Dáil debates

Thursday, 20 June 2013

Topical Issue Debate

Special Educational Needs Expenditure

7:35 pm

Photo of Mick WallaceMick Wallace (Wexford, Independent) | Oireachtas source

I have been contacted by parents of children attending Scoil Mhuire in Wexford who are shocked and saddened by the decision to cut the school's allocation of special needs assistants by 2.5 full-time positions, which follows a cut of six SNAs a couple of years ago. This is the tenth anniversary of the establishment of the ASD unit in Scoil Mhuire. At that time, the Department agreed to provide one-to-one SNA support for each child enrolled with a diagnosis of autism. The ASD unit at Scoil Mhuire became the most successful unit of its kind in the country and one of the most successful in Europe. It succeeded in integrating 57% of its pupils into full-time mainstream classes in a period when the national average was 19%.

In 2011, the National Council for Special Education, following a review of the allocation of special needs assistants to the unit, axed six SNA positions, citing as the reason that pupils were presenting with diminished care needs. The parents of the children in the unit did not agree with the NCSE's assessment but were denied a right of appeal. Two years later, and for the first time since the unit was opened, while some children are partially integrated into mainstream classes, not one child will move from the ASD unit into a mainstream class this September. Effectively, therefore, full-time integration has declined from 57% to 0% in two years.

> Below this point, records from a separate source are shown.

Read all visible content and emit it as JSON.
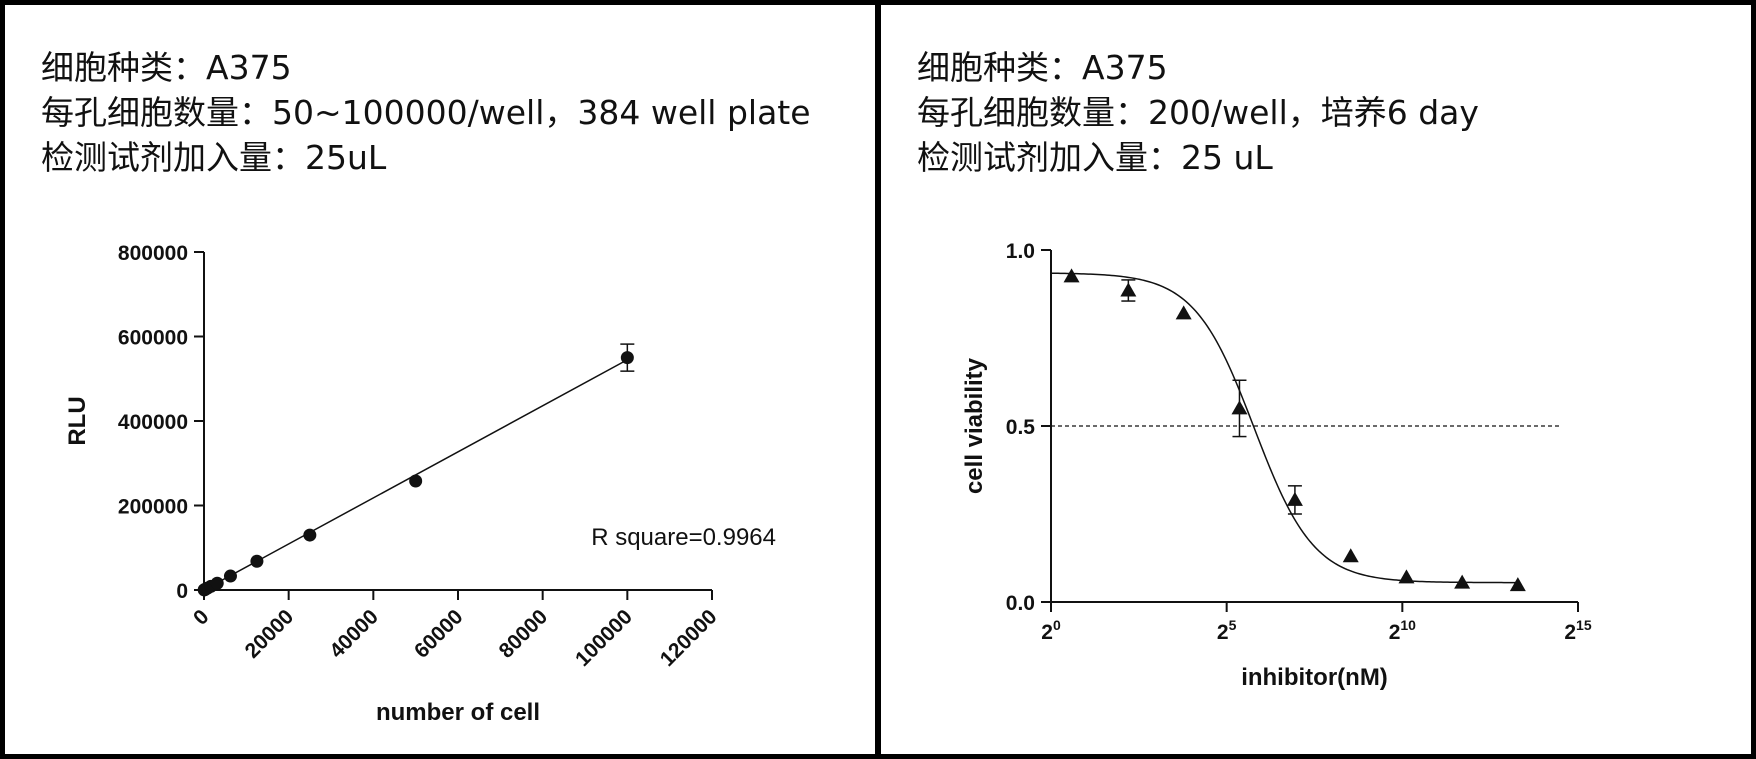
{
  "panels": [
    {
      "header": [
        "细胞种类：A375",
        "每孔细胞数量：50~100000/well，384 well plate",
        "检测试剂加入量：25uL"
      ]
    },
    {
      "header": [
        "细胞种类：A375",
        "每孔细胞数量：200/well，培养6 day",
        "检测试剂加入量：25 uL"
      ]
    }
  ],
  "chart_data": [
    {
      "type": "scatter",
      "title": "",
      "xlabel": "number of cell",
      "ylabel": "RLU",
      "xlim": [
        0,
        120000
      ],
      "ylim": [
        0,
        800000
      ],
      "xticks": [
        "0",
        "20000",
        "40000",
        "60000",
        "80000",
        "100000",
        "120000"
      ],
      "yticks": [
        "0",
        "200000",
        "400000",
        "600000",
        "800000"
      ],
      "x": [
        50,
        100,
        200,
        400,
        800,
        1600,
        3125,
        6250,
        12500,
        25000,
        50000,
        100000
      ],
      "y": [
        300,
        600,
        1200,
        2300,
        4500,
        8500,
        16000,
        33000,
        68000,
        130000,
        258000,
        550000
      ],
      "error": [
        0,
        0,
        0,
        0,
        0,
        0,
        0,
        0,
        0,
        0,
        0,
        32000
      ],
      "fit": "linear",
      "fit_line": {
        "x": [
          0,
          100000
        ],
        "y": [
          0,
          545000
        ]
      },
      "annotation": "R square=0.9964",
      "marker": "circle",
      "grid": false
    },
    {
      "type": "scatter",
      "title": "",
      "xlabel": "inhibitor(nM)",
      "ylabel": "cell viability",
      "xscale": "log2",
      "xlim": [
        1,
        32768
      ],
      "ylim": [
        0,
        1.0
      ],
      "xticks": [
        {
          "base": "2",
          "exp": "0"
        },
        {
          "base": "2",
          "exp": "5"
        },
        {
          "base": "2",
          "exp": "10"
        },
        {
          "base": "2",
          "exp": "15"
        }
      ],
      "yticks": [
        "0.0",
        "0.5",
        "1.0"
      ],
      "x": [
        1.5,
        4.6,
        13.7,
        41.2,
        123,
        370,
        1111,
        3333,
        10000
      ],
      "y": [
        0.925,
        0.885,
        0.82,
        0.55,
        0.29,
        0.13,
        0.07,
        0.055,
        0.048
      ],
      "error": [
        0,
        0.03,
        0,
        0.08,
        0.04,
        0,
        0,
        0,
        0
      ],
      "fit": "four-parameter logistic",
      "fit_params": {
        "top": 0.935,
        "bottom": 0.055,
        "ic50": 55,
        "hill": 1.7
      },
      "reference_line": {
        "y": 0.5,
        "style": "dashed"
      },
      "marker": "triangle",
      "grid": false
    }
  ]
}
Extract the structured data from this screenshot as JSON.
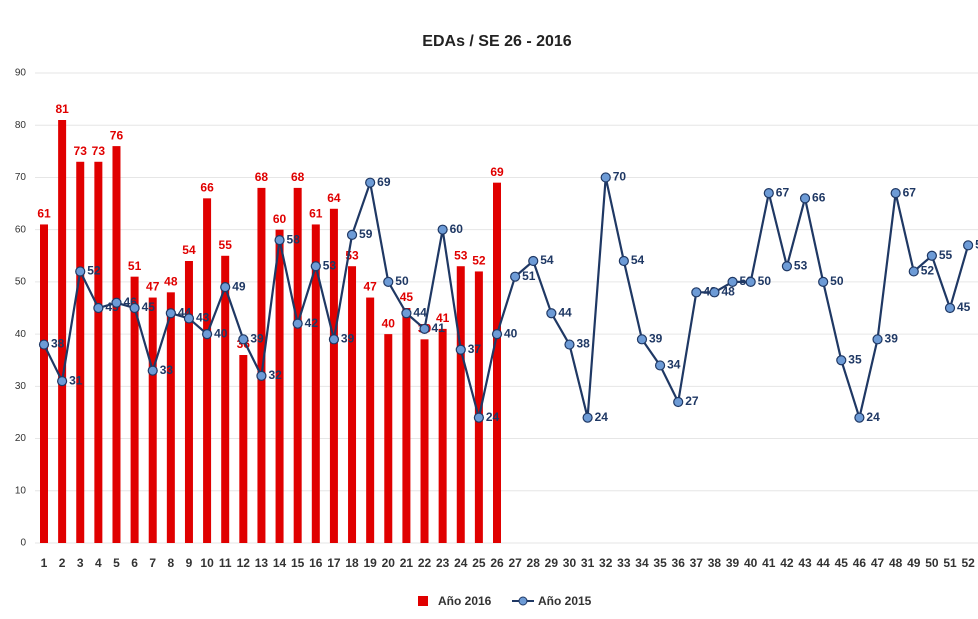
{
  "chart_data": {
    "type": "combo",
    "title": "EDAs / SE 26 - 2016",
    "categories": [
      "1",
      "2",
      "3",
      "4",
      "5",
      "6",
      "7",
      "8",
      "9",
      "10",
      "11",
      "12",
      "13",
      "14",
      "15",
      "16",
      "17",
      "18",
      "19",
      "20",
      "21",
      "22",
      "23",
      "24",
      "25",
      "26",
      "27",
      "28",
      "29",
      "30",
      "31",
      "32",
      "33",
      "34",
      "35",
      "36",
      "37",
      "38",
      "39",
      "40",
      "41",
      "42",
      "43",
      "44",
      "45",
      "46",
      "47",
      "48",
      "49",
      "50",
      "51",
      "52"
    ],
    "series": [
      {
        "name": "Año 2016",
        "type": "bar",
        "color": "#e00000",
        "values": [
          61,
          81,
          73,
          73,
          76,
          51,
          47,
          48,
          54,
          66,
          55,
          36,
          68,
          60,
          68,
          61,
          64,
          53,
          47,
          40,
          45,
          39,
          41,
          53,
          52,
          69,
          null,
          null,
          null,
          null,
          null,
          null,
          null,
          null,
          null,
          null,
          null,
          null,
          null,
          null,
          null,
          null,
          null,
          null,
          null,
          null,
          null,
          null,
          null,
          null,
          null,
          null
        ]
      },
      {
        "name": "Año 2015",
        "type": "line",
        "color": "#1f3864",
        "values": [
          38,
          31,
          52,
          45,
          46,
          45,
          33,
          44,
          43,
          40,
          49,
          39,
          32,
          58,
          42,
          53,
          39,
          59,
          69,
          50,
          44,
          41,
          60,
          37,
          24,
          40,
          51,
          54,
          44,
          38,
          24,
          70,
          54,
          39,
          34,
          27,
          48,
          48,
          50,
          50,
          67,
          53,
          66,
          50,
          35,
          24,
          39,
          67,
          52,
          55,
          45,
          57
        ]
      }
    ],
    "ylim": [
      0,
      90
    ],
    "yticks": [
      0,
      10,
      20,
      30,
      40,
      50,
      60,
      70,
      80,
      90
    ],
    "grid": true,
    "legend": "bottom"
  }
}
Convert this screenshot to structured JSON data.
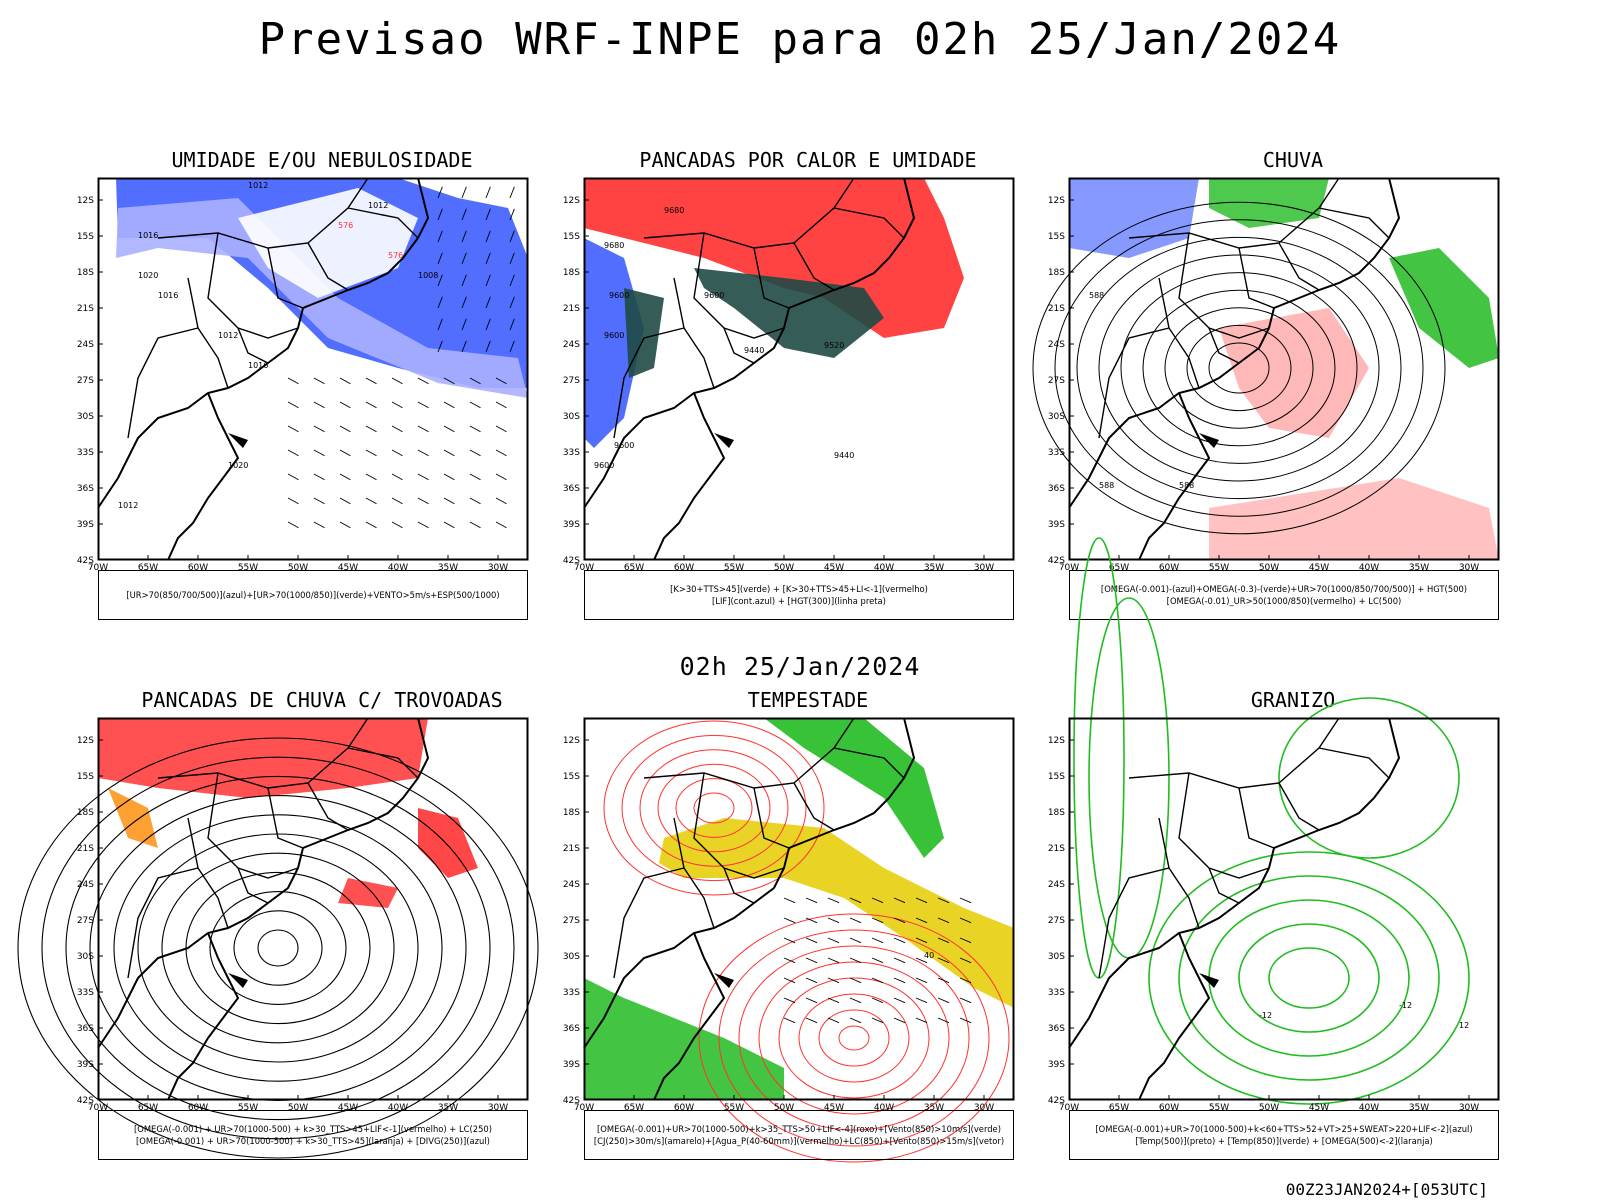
{
  "header": {
    "title": "Previsao WRF-INPE  para 02h 25/Jan/2024"
  },
  "middle_title": "02h 25/Jan/2024",
  "footer": "00Z23JAN2024+[053UTC]",
  "axes": {
    "lat_labels": [
      "12S",
      "15S",
      "18S",
      "21S",
      "24S",
      "27S",
      "30S",
      "33S",
      "36S",
      "39S",
      "42S"
    ],
    "lon_labels": [
      "70W",
      "65W",
      "60W",
      "55W",
      "50W",
      "45W",
      "40W",
      "35W",
      "30W"
    ]
  },
  "colors": {
    "blue": "#3355ff",
    "light_blue": "#aab0ff",
    "green": "#22bb22",
    "red": "#ff3333",
    "dark_teal": "#1f4a45",
    "yellow": "#e8d21a",
    "orange": "#ff8800"
  },
  "panels": [
    {
      "id": "umidade",
      "title": "UMIDADE E/OU NEBULOSIDADE",
      "legend": [
        "[UR>70(850/700/500)](azul)+[UR>70(1000/850)](verde)+VENTO>5m/s+ESP(500/1000)"
      ],
      "contour_labels": [
        "1012",
        "1012",
        "1016",
        "1020",
        "1016",
        "1012",
        "1016",
        "1020",
        "1012",
        "576",
        "576",
        "1008"
      ]
    },
    {
      "id": "pancadas",
      "title": "PANCADAS POR CALOR E UMIDADE",
      "legend": [
        "[K>30+TTS>45](verde) + [K>30+TTS>45+LI<-1](vermelho)",
        "[LIF](cont.azul) + [HGT(300)](linha preta)"
      ],
      "contour_labels": [
        "9680",
        "9680",
        "9600",
        "9600",
        "9440",
        "9520",
        "9600",
        "9440",
        "9600",
        "9600"
      ]
    },
    {
      "id": "chuva",
      "title": "CHUVA",
      "legend": [
        "[OMEGA(-0.001)-(azul)+OMEGA(-0.3)-(verde)+UR>70(1000/850/700/500)] + HGT(500)",
        "[OMEGA(-0.01)_UR>50(1000/850)(vermelho) + LC(500)"
      ],
      "contour_labels": [
        "588",
        "588",
        "588"
      ]
    },
    {
      "id": "trovoadas",
      "title": "PANCADAS DE CHUVA C/ TROVOADAS",
      "legend": [
        "[OMEGA(-0.001) + UR>70(1000-500) + k>30_TTS>45+LIF<-1](vermelho) + LC(250)",
        "[OMEGA(-0.001) + UR>70(1000-500) + k>30_TTS>45](laranja) + [DIVG(250)](azul)"
      ],
      "contour_labels": []
    },
    {
      "id": "tempestade",
      "title": "TEMPESTADE",
      "legend": [
        "[OMEGA(-0.001)+UR>70(1000-500)+k>35_TTS>50+LIF<-4](roxo)+[Vento(850)>10m/s](verde)",
        "[CJ(250)>30m/s](amarelo)+[Agua_P(40-60mm)](vermelho)+LC(850)+[Vento(850)>15m/s](vetor)"
      ],
      "contour_labels": [
        "40"
      ]
    },
    {
      "id": "granizo",
      "title": "GRANIZO",
      "legend": [
        "[OMEGA(-0.001)+UR>70(1000-500)+k<60+TTS>52+VT>25+SWEAT>220+LIF<-2](azul)",
        "[Temp(500)](preto) + [Temp(850)](verde) + [OMEGA(500)<-2](laranja)"
      ],
      "contour_labels": [
        "-12",
        "-12",
        "12"
      ]
    }
  ]
}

Parents have nothing but praise for staff in Scoil Mhuire who have done everything possible to make the system work. The challenges facing them, however, are unbearable. Children who are partially integrated may not be in a position to continue with partial integration because the latest cut of 2.5 SNAs will make it impossible for the few remaining special needs assistants to leave the ASD unit to support the children in question. The ASD unit was attached to Scoil Mhuire for the specific purpose of enabling children with autism to enter mainstream classes. Its sole purpose has been all but removed. Denying a child access to an education is one of the forms of abuse specified in the Government's Children First guidelines. The absence of SNA support will mean that education will no longer be available for some children. It would be hard to make this up.